Bob MacDonald said...

Are these four roles confined to the cloth? Or is the office supposed to remind the church of her role?

Norah Bolton said...

This bears some thinking about! As a lay person, I am travelling across Canada consulting with provincial synods on the role of the primate - and there would be little disagreement on the four qualities - but certainly some difference re sees, powers (especially over metropolitans,(senior bishops) a feature of our history, where Dioceses are organized into four provinces, somewhat related to geography. Whether old structures relate to new realities is also an issue.

Nancy Wallace said...

The 4-fold model and your further reflection about good steward and unity include all the roles I look for in my bishop(s). I also wonder about the role of 'deacon'. A deacon does not cease to be a deacon on being ordained 'priest' or 'bishop'. Probably you considered that, but I think it's worth highlighting.

Anonymous said...

David said...
All four aspects seem to me to only be valid episcopal roles if pegged to absolutes, rather than the current statements, which seem completely relative.

But no under-shepherd can legitimately go against the Shepherd's teachings. And unity of the episcopal role must be both universal and historical. So all episcopal functions must be explicitly exercised in submission to Christ, in obedience to his teachings, and those of the Apostles and the Church universal and historical.

Without this clearly expressed, Bishops may find themselves attempting to be definers of the faith (both beliefs and practices), rather than defenders of the faith, and cut themselves off from their fellow Bishops.

Bishop Alan Wilson said...

Thanks, and my apologies for being rather busy when I should have gotten back more quickly on your insightful comments.

Rosie, The great horror of North frican ecclesiology in the 3rd/4th century was the Donatist schism, which saw various alternative bishops knocking around the place simultaneously. Apart from the theological limitations, which weren't about Jurisdiction as much as the nature of episcopacy, It made for a Church that simply shattered when the Muslims arrived in North Africa. So, er, yes, there's a lot to be be said for what you're suggesting.

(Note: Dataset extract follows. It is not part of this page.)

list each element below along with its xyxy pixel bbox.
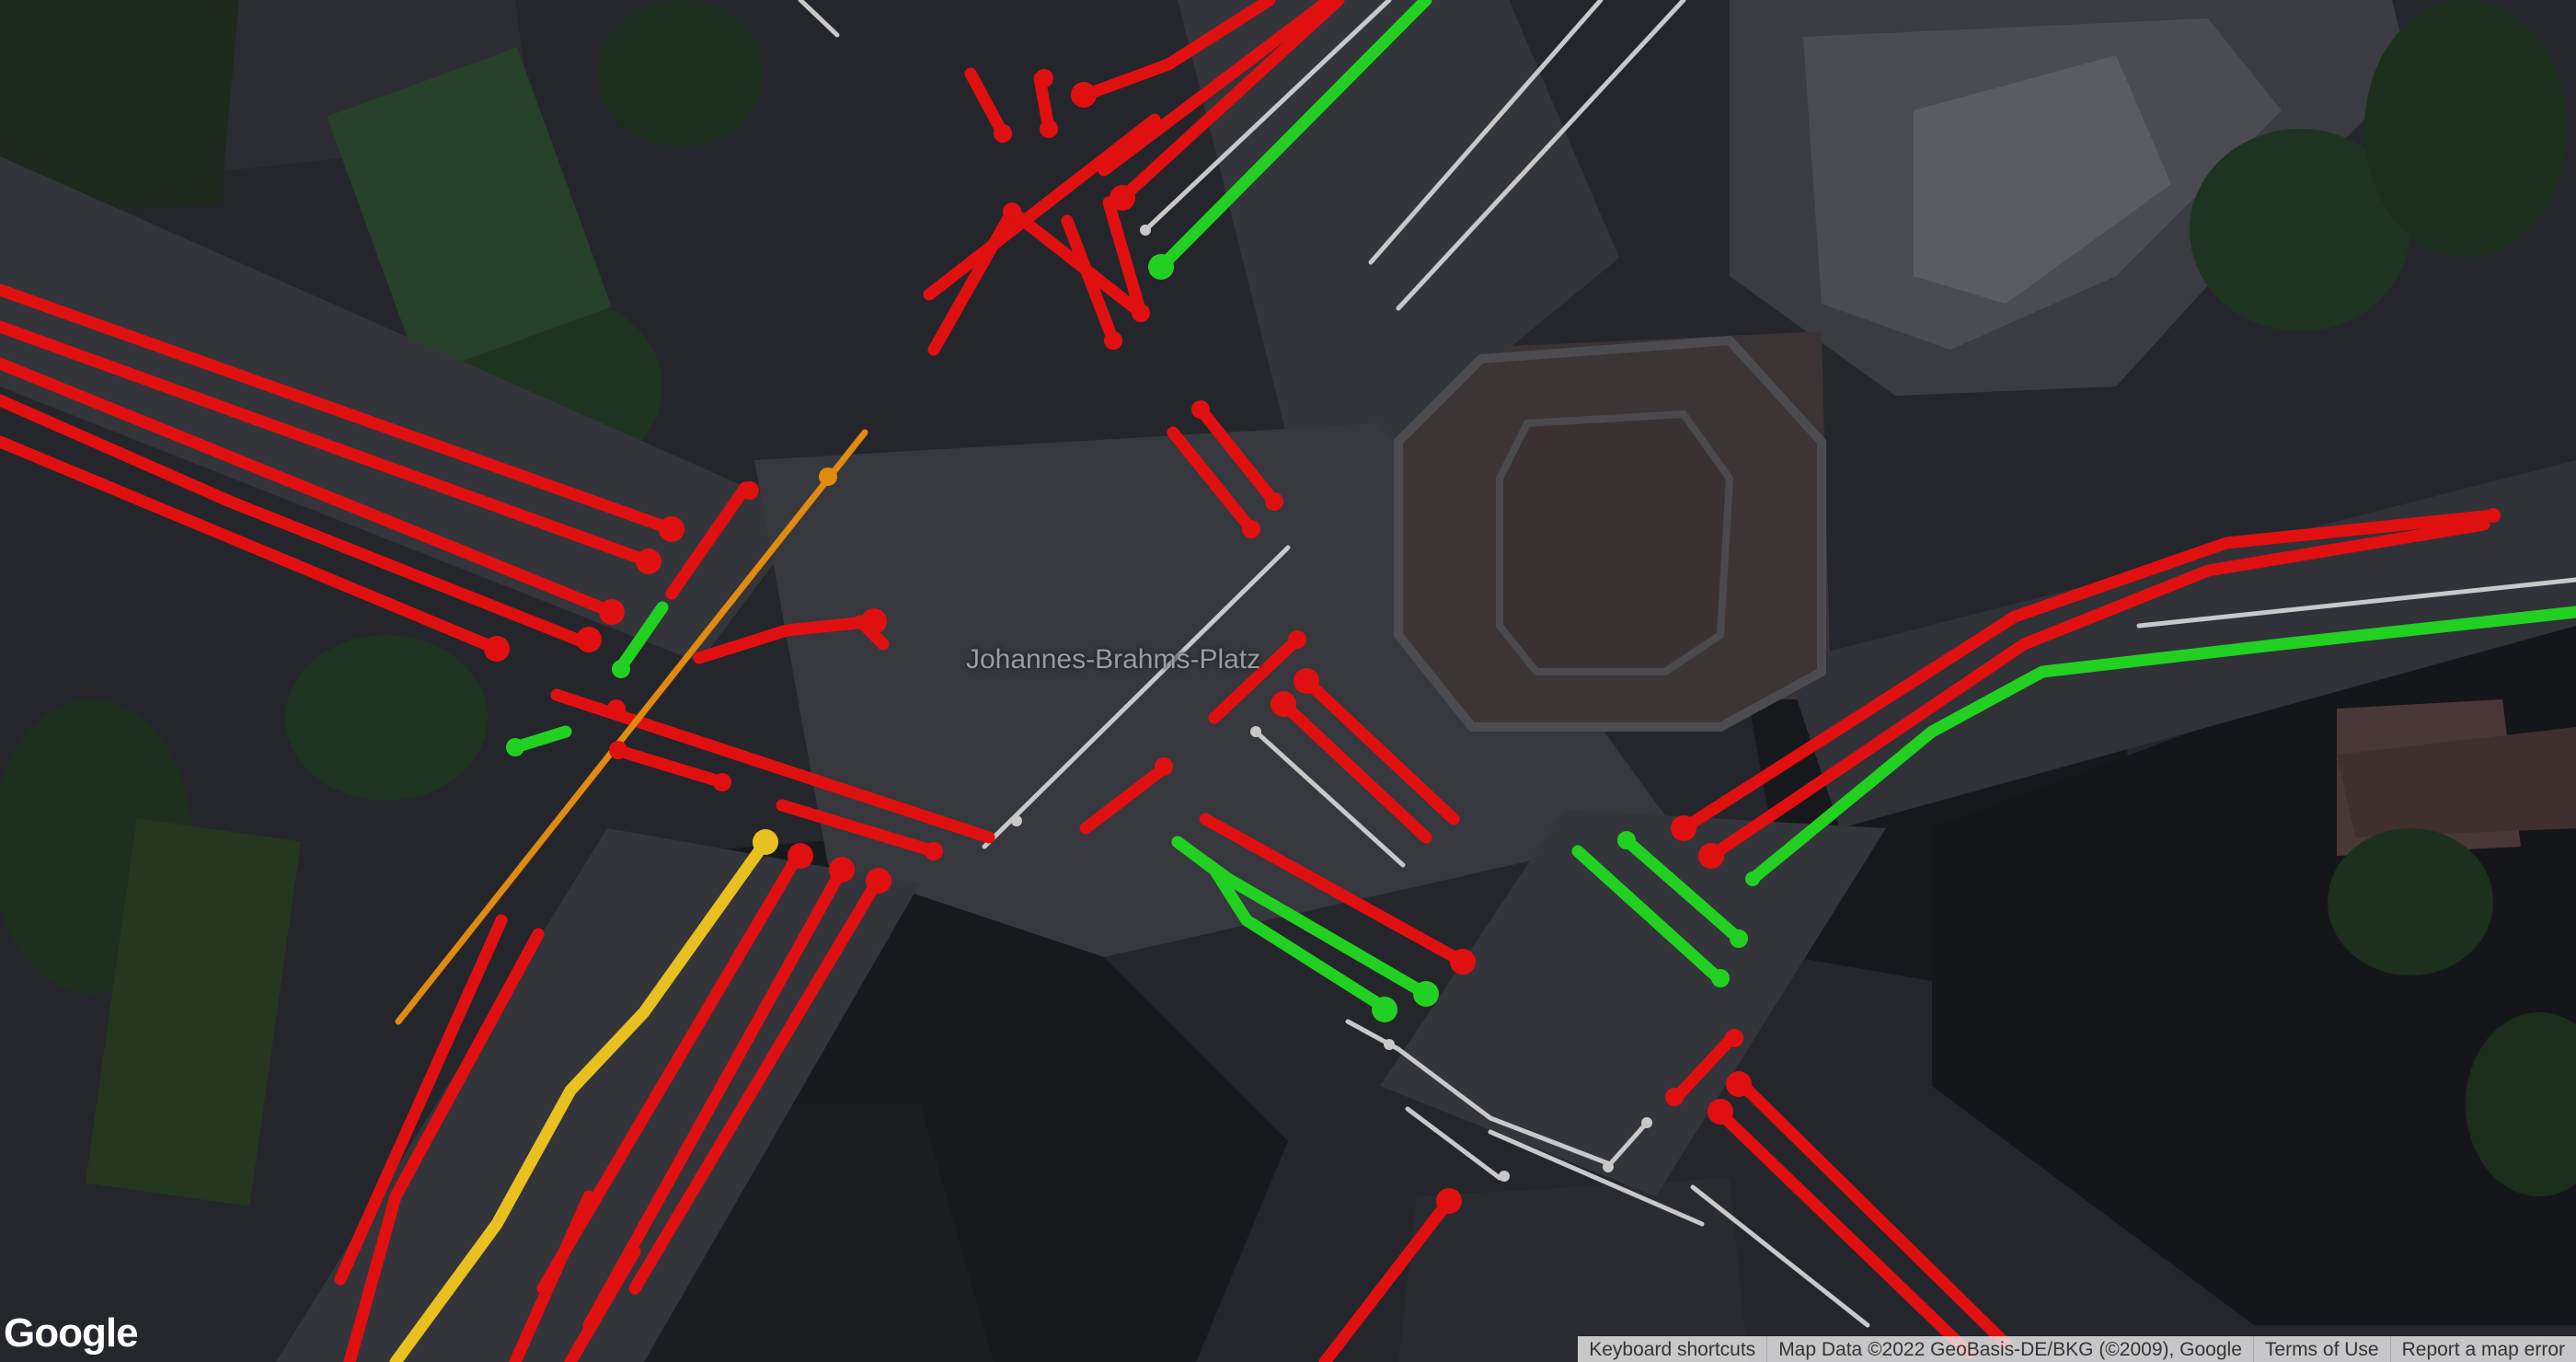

Alistair kenneth sent his address round us all before his late lamented retirement, and I greatly enjoyed it. I wish I'd seen it a few years ago!

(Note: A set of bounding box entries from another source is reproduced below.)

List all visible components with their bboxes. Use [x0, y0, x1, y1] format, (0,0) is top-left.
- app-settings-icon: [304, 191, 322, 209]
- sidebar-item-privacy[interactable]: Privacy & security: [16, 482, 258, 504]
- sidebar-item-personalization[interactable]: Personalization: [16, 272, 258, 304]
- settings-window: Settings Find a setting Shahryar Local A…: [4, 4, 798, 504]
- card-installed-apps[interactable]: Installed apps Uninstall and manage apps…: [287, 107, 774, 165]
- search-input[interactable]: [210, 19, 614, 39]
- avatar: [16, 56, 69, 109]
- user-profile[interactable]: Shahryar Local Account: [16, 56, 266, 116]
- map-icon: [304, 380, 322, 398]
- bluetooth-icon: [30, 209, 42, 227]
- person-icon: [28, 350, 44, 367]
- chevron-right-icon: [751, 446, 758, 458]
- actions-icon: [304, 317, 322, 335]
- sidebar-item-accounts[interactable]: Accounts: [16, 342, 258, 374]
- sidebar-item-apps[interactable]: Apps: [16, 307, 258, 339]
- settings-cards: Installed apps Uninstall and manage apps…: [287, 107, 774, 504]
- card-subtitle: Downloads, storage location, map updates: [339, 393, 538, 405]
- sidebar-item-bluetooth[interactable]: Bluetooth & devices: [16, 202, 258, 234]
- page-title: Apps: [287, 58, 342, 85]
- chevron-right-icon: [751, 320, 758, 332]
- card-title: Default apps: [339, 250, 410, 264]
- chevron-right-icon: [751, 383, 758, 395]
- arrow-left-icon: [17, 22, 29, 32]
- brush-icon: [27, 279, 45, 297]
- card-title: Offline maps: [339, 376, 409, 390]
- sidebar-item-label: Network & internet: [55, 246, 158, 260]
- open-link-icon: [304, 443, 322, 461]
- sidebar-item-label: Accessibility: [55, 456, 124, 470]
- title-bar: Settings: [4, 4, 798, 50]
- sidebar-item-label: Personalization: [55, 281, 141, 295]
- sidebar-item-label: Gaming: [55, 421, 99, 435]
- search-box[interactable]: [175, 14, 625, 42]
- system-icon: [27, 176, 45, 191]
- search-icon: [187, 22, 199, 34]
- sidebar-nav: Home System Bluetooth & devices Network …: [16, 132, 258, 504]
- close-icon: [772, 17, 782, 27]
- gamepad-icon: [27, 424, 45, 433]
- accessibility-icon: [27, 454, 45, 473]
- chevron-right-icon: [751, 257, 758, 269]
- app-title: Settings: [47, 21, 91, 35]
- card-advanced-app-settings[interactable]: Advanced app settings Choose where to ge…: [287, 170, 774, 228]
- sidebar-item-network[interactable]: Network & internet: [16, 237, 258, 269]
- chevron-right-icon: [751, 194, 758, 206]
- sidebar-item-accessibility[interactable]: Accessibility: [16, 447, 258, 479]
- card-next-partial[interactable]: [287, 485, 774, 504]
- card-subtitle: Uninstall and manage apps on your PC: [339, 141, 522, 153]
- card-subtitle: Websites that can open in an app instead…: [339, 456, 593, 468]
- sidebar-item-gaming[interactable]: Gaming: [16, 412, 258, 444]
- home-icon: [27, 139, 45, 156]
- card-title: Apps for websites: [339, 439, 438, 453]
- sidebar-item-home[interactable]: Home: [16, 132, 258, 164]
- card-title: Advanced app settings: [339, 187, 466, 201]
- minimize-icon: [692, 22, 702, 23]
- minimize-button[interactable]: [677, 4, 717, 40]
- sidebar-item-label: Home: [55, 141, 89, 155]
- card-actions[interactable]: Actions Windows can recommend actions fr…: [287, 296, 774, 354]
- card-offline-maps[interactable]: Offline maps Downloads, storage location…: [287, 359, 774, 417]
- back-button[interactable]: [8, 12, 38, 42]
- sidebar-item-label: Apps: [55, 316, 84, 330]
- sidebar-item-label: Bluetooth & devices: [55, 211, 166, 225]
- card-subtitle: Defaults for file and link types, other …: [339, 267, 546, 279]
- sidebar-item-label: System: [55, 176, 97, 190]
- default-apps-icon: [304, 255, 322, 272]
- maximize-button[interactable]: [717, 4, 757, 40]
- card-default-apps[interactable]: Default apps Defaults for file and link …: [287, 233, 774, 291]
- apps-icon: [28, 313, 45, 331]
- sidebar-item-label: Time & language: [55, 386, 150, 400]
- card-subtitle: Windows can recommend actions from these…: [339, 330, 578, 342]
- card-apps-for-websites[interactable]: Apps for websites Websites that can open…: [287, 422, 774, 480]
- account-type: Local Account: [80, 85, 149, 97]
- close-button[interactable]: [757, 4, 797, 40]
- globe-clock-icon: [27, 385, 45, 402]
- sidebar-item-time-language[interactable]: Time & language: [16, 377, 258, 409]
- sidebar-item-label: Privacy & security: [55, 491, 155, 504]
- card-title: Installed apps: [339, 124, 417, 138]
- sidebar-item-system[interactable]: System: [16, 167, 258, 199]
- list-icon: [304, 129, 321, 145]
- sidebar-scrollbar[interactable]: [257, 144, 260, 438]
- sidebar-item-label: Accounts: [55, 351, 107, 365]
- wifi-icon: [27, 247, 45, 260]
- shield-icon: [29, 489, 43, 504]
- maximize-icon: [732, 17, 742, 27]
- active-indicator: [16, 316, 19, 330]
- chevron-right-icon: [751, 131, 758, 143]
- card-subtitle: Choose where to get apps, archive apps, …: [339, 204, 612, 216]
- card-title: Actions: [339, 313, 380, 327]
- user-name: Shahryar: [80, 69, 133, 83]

John, I'd love to see the Banksy, which sounds fun. The four roles are not unique to bishops, simply distinctive of their ministry, which is shared with all disciples to a certain extent. The "episcope" is bigger than the episcopate, just as, I'd agree, our tradition or odaining cumulatively means the diaconal calling should remain active in priests and bishops — as should the lay calling of their baptism. Very much with you on this, Seeker.

Norah, differences over powers etc operate on a job description level. I would think the more clarity there is about the shaoe of the job, the more freedom there is to be pragmatically sensible about the job descriptions called for in each circumstance.

Finally David, thanks for drawing attention to the ontological dimension of ordination, on which Cyprian was very keen, and the principle of which is inherent in the concept of "in solidum". It was never, however, quite the whole story. If it were, all we'd need would be subscription to the creeds and scriptures of the Church (which we've always had), and there'd be no pressure for additional definitions of the faith in these terms. Some of the 19th Century Anglo-Catholics I studied, for example, insisted that no bishop could ask them to stop using incense without acting ultra vires. few of us would want to apply your principle in that way, surely. So we'd all agree about the principle, but the devil would be in the detail of applying it, apart from in the broadest terms to the faith as defined by the historic creeds. This would not be enough for some pressure groups today, who would want to define the true faith more tightly than that.